The ESA is one of the most important legal tools protecting the lives of animals. The ESA has prevented the extinction of numerous iconic American animals including the northern gray wolf, the bald eagle, the Florida manatee, and the grizzly bear.
This law also provides critical protections for threatened and endangered animals languishing in captivity across the United States. The Animal Legal Defense Fund set a critical legal precedent applying the ESA to captive endangered animals in 2016 —affirmed on appeal in 2018 — regarding the treatment of four tigers and three lemurs held at a roadside zoo in Iowa.
“The Endangered Species Act allows us to use the legal system to protect some of the most vulnerable species on the planet, in the wild and in captivity,” says Animal Legal Defense Fund Executive Director Stephen Wells. “The new rules put both wild and captive animals at further risk of mistreatment and extinction.”
In August, the U.S. Fish and Wildlife Service (FWS) and the National Marine Fisheries Service (NMFS) announced the new rules that weaken the ESA. The changes include:
- Making it easier to “delist” species, meaning they no longer receive ESA protections.
- No immediate protections for newly-listed “threatened” species – those that are threatened with extinction. Captive threatened animals are especially susceptible to mistreatment. The ESA clearly requires the government to protect threatened species.
- Economic factors, instead of scientific analysis, can now be considered when deciding whether a species merits protection.
- It’s harder to protect animals from the growing climate crisis because, among other changes, the new rules make it more difficult to designate an area as “critical habitat” – the areas considered crucial to protect a threatened or endangered species. Habitat loss, fueled by human development and the climate crisis, is the primary cause of extinction.
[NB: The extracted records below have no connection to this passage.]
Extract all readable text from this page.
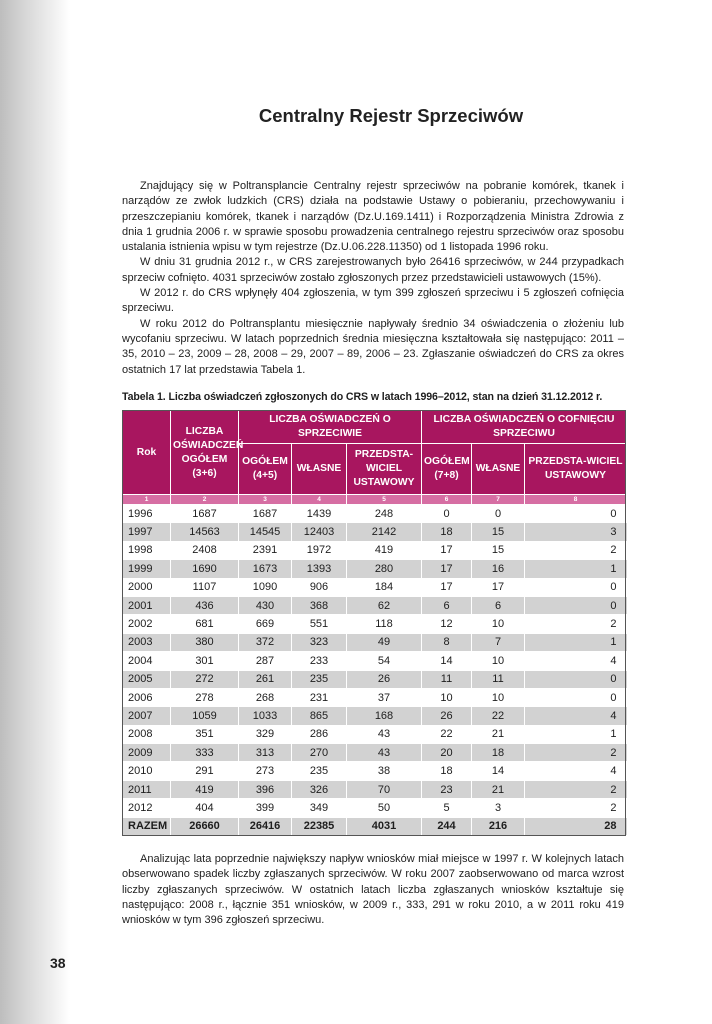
Centralny Rejestr Sprzeciwów

Znajdujący się w Poltransplancie Centralny rejestr sprzeciwów na pobranie komórek, tkanek i narządów ze zwłok ludzkich (CRS) działa na podstawie Ustawy o pobieraniu, przechowywaniu i przeszczepianiu komórek, tkanek i narządów (Dz.U.169.1411) i Rozporządzenia Ministra Zdrowia z dnia 1 grudnia 2006 r. w sprawie sposobu prowadzenia centralnego rejestru sprzeciwów oraz sposobu ustalania istnienia wpisu w tym rejestrze (Dz.U.06.228.11350) od 1 listopada 1996 roku.

W dniu 31 grudnia 2012 r., w CRS zarejestrowanych było 26416 sprzeciwów, w 244 przypadkach sprzeciw cofnięto. 4031 sprzeciwów zostało zgłoszonych przez przedstawicieli ustawowych (15%).

W 2012 r. do CRS wpłynęły 404 zgłoszenia, w tym 399 zgłoszeń sprzeciwu i 5 zgłoszeń cofnięcia sprzeciwu.

W roku 2012 do Poltransplantu miesięcznie napływały średnio 34 oświadczenia o złożeniu lub wycofaniu sprzeciwu. W latach poprzednich średnia miesięczna kształtowała się następująco: 2011 – 35, 2010 – 23, 2009 – 28, 2008 – 29, 2007 – 89, 2006 – 23. Zgłaszanie oświadczeń do CRS za okres ostatnich 17 lat przedstawia Tabela 1.

Tabela 1. Liczba oświadczeń zgłoszonych do CRS w latach 1996–2012, stan na dzień 31.12.2012 r.
Rok	LICZBA OŚWIADCZEŃ OGÓŁEM (3+6)	LICZBA OŚWIADCZEŃ O SPRZECIWIE			LICZBA OŚWIADCZEŃ O COFNIĘCIU SPRZECIWU		
		OGÓŁEM (4+5)	WŁASNE	PRZEDSTA-WICIEL USTAWOWY	OGÓŁEM (7+8)	WŁASNE	PRZEDSTA-WICIEL USTAWOWY
1	2	3	4	5	6	7	8
1996	1687	1687	1439	248	0	0	0
1997	14563	14545	12403	2142	18	15	3
1998	2408	2391	1972	419	17	15	2
1999	1690	1673	1393	280	17	16	1
2000	1107	1090	906	184	17	17	0
2001	436	430	368	62	6	6	0
2002	681	669	551	118	12	10	2
2003	380	372	323	49	8	7	1
2004	301	287	233	54	14	10	4
2005	272	261	235	26	11	11	0
2006	278	268	231	37	10	10	0
2007	1059	1033	865	168	26	22	4
2008	351	329	286	43	22	21	1
2009	333	313	270	43	20	18	2
2010	291	273	235	38	18	14	4
2011	419	396	326	70	23	21	2
2012	404	399	349	50	5	3	2
RAZEM	26660	26416	22385	4031	244	216	28

Analizując lata poprzednie największy napływ wniosków miał miejsce w 1997 r. W kolejnych latach obserwowano spadek liczby zgłaszanych sprzeciwów. W roku 2007 zaobserwowano od marca wzrost liczby zgłaszanych sprzeciwów. W ostatnich latach liczba zgłaszanych wniosków kształtuje się następująco: 2008 r., łącznie 351 wniosków, w 2009 r., 333, 291 w roku 2010, a w 2011 roku 419 wniosków w tym 396 zgłoszeń sprzeciwu.

38
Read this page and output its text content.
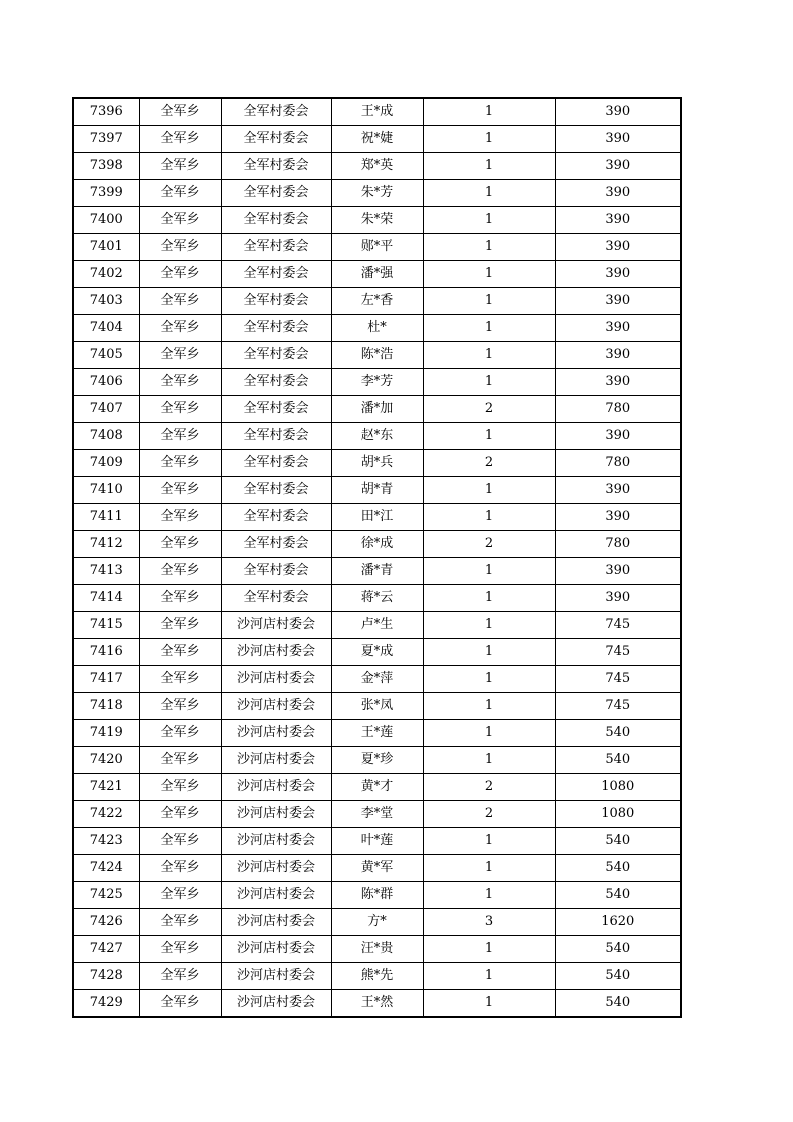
7396	全军乡	全军村委会	王*成	1	390
7397	全军乡	全军村委会	祝*婕	1	390
7398	全军乡	全军村委会	郑*英	1	390
7399	全军乡	全军村委会	朱*芳	1	390
7400	全军乡	全军村委会	朱*荣	1	390
7401	全军乡	全军村委会	郧*平	1	390
7402	全军乡	全军村委会	潘*强	1	390
7403	全军乡	全军村委会	左*香	1	390
7404	全军乡	全军村委会	杜*	1	390
7405	全军乡	全军村委会	陈*浩	1	390
7406	全军乡	全军村委会	李*芳	1	390
7407	全军乡	全军村委会	潘*加	2	780
7408	全军乡	全军村委会	赵*东	1	390
7409	全军乡	全军村委会	胡*兵	2	780
7410	全军乡	全军村委会	胡*青	1	390
7411	全军乡	全军村委会	田*江	1	390
7412	全军乡	全军村委会	徐*成	2	780
7413	全军乡	全军村委会	潘*青	1	390
7414	全军乡	全军村委会	蒋*云	1	390
7415	全军乡	沙河店村委会	卢*生	1	745
7416	全军乡	沙河店村委会	夏*成	1	745
7417	全军乡	沙河店村委会	金*萍	1	745
7418	全军乡	沙河店村委会	张*凤	1	745
7419	全军乡	沙河店村委会	王*莲	1	540
7420	全军乡	沙河店村委会	夏*珍	1	540
7421	全军乡	沙河店村委会	黄*才	2	1080
7422	全军乡	沙河店村委会	李*堂	2	1080
7423	全军乡	沙河店村委会	叶*莲	1	540
7424	全军乡	沙河店村委会	黄*军	1	540
7425	全军乡	沙河店村委会	陈*群	1	540
7426	全军乡	沙河店村委会	方*	3	1620
7427	全军乡	沙河店村委会	汪*贵	1	540
7428	全军乡	沙河店村委会	熊*先	1	540
7429	全军乡	沙河店村委会	王*然	1	540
The Animal Legal Defense Fund argues the government’s decision to weaken ESA protections is not just misguided, but illegal. The ESA requires threatened and endangered species to have legal protections, but the Services’ rules strip those required protections away. Further, the lawsuit alleges the Services failed to adequately consider arguments against the rules at the proposal phase or consider the environmental impacts of the rules — violating the Administrative Procedure Act and the National Environmental Policy Act.